Tuesday, August 30, 2011

Part I: An Earthquake, Hurricane Irene, and AEM's Successful Trip To D.C.

As I mentioned in a previous piece, the trip to D.C. last week was tremendously productive. Most of you know that the trip made me feel good about the possibility of change for student debtors. That said, I think it's important to be realistic about relief options, but I am, at the moment, cautiously optimistic. Feeling that way is tremendous.

AEM has been around for roughly 2 1/2 years, and it hasn't even been a non-profit for a year yet. When I think back to when I first launched my blog, and where it is now, it is quite amazing to see how far it has come. But even more incredible than that, it is amazing to see how far we have come as a group. The most important change for the crew of debtors? A real sense of class consciousness exists now. Moreover, I see that more and more debtors are overcoming their shame. I am also hearing from more of you, and you are getting involved in so many incredible ways! All of this has been profoundly moving, and has enabled me to overcome my own personal shame about being a debtor, living with my in-laws, and depending upon them for groceries (see here and here). It is not my fault that I find myself in such circumstances. Like so many of you, I also believed that advanced degrees would be a ticket to a better life (I also believe higher education is a public good, something so many have forgotten). We were told that the moment we set foot in a classroom. We were told to go to college over and over and over again. So, we did just that, and now we're drowning in student loan debt, struggling to make ends meet, and (miraculously) yearning to be part of a political discussion! Well, I have news for everyone. We're no longer be ignored in DC. That is why we must return together in October.

On another note, I have made the decision to stay in the U.S. If I wanted to, I could be teaching abroad, making a good living (paying down my bills), enjoying life, etc. But it is important that I stay here and continue to ensure that all of our voices are heard through AEM. At the same time, it's not right that I am struggling every day to make ends meet, and can't support myself in my own country. It's an outrage. I am more outraged when I hear your stories, and listen to how much you struggle. It makes me furious, but also energetic!

As for me, why should I have to leave the U.S. to rent an apartment?!? That is ridiculous, and illustrates how backwards things have gotten in this country. We need to get back on track. People like you, and like me, should be playing a positive role in this society. We've been kicked to the curb, and for all the wrong reasons. That's why we need to band together, and say, "enough is enough!" That is why I remain committed to AEM and making it work, even if that means I'm running operations on a shredded shoestring budget.

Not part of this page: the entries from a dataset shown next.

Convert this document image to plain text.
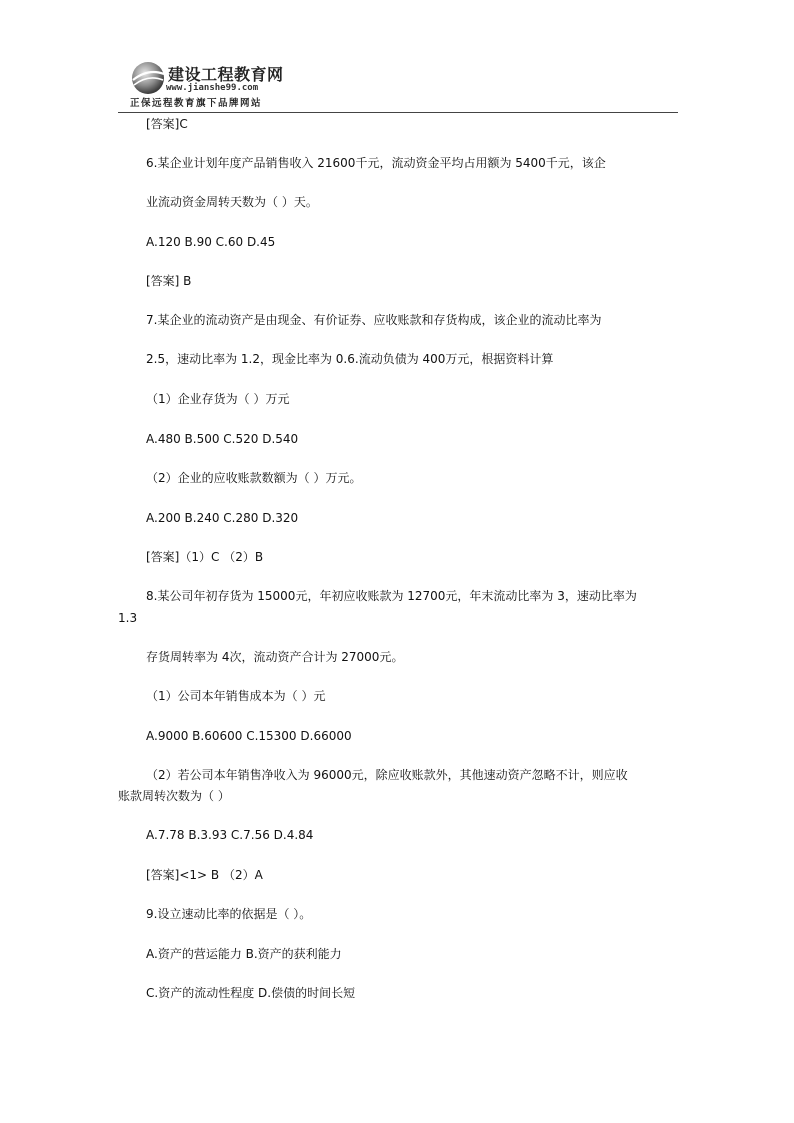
建设工程教育网
www.jianshe99.com
正保远程教育旗下品牌网站
[答案]C
6.某企业计划年度产品销售收入 21600千元，流动资金平均占用额为 5400千元，该企
业流动资金周转天数为（ ）天。
A.120 B.90 C.60 D.45
[答案] B
7.某企业的流动资产是由现金、有价证券、应收账款和存货构成，该企业的流动比率为
2.5，速动比率为 1.2，现金比率为 0.6.流动负债为 400万元，根据资料计算
（1）企业存货为（ ）万元
A.480 B.500 C.520 D.540
（2）企业的应收账款数额为（ ）万元。
A.200 B.240 C.280 D.320
[答案]（1）C （2）B
8.某公司年初存货为 15000元，年初应收账款为 12700元，年末流动比率为 3，速动比率为
1.3
存货周转率为 4次，流动资产合计为 27000元。
（1）公司本年销售成本为（ ）元
A.9000 B.60600 C.15300 D.66000
（2）若公司本年销售净收入为 96000元，除应收账款外，其他速动资产忽略不计，则应收
账款周转次数为（ ）
A.7.78 B.3.93 C.7.56 D.4.84
[答案]<1> B （2）A
9.设立速动比率的依据是（ ）。
A.资产的营运能力 B.资产的获利能力
C.资产的流动性程度 D.偿债的时间长短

I am tired of the sorry state of affairs. Those who continue to ruin the system and this country need to step aside. It's time for those of us who give a shit to step up to the plate. We believe in one another, we believe in creating a better world, and we want it now. I'm tired of this hokey "in the future" shit. It's shit. Plain and simple.

All of you know that there will be tremendous opposition - we've already experienced that - and the current administration is unwilling, or so it seems, to solve the student lending crisis. Incidentally, I've given them credit for their efforts to end FFELP and introduce the IBR program. But these steps are simply not enough. We need policymakers to stop conflating current borrowers with prospective/current students. Those are not the same categories. Current borrowers have received little, if any, relief. That is why we are fast approaching the $1 TRILLION MARK. I just took a quick peek at the Student Loan Debt Clock, and it's at a whopping $937 BILLION. (When you click on that link, it will most likely be higher).

But as I said, this outrage and frustration is not being ignored by some offices in DC. Nope. They heard me loud and clear. Stay tuned for a detailed update on my visit.

Related Links

"AEM's Agenda, August 22: Congressman Hansen Clarke's Office and SparkAction.org," AEM (Aug 22, 2011)


John in Boston said...

Fantastic! I do hope that the numbers of us prove to lawmakers that there are too many of us to shrug off the phenomenon as "deadbeat-driven".

I also appreciate your assertion that education is a public good. If education were approached in the U.S. as it is in most industrialized countries, this lock-up of consumer-grade capital wouldn't be an issue.

Cryn Johannsen said...

We're so off track when it comes to our general belief of what higher education is about. We need to change that.

Here's some good news!


I want these places to clean up their acts, or ELSE!!!!

One Who Survived said...

"I'm tired of this hokey "in the future" shit."

Good. It's exactly why the American socialist (a rich one, as they usually are) was full of shit when he visited Stalin's Soviet Union and reported, "I have seen the future, and it works."

Total bullshit. The future doesn't work. The only things that have ever worked have worked in the past, even if just a few seconds ago. The future doesn't exist. "Progress" is a counterfeit substitute for healing.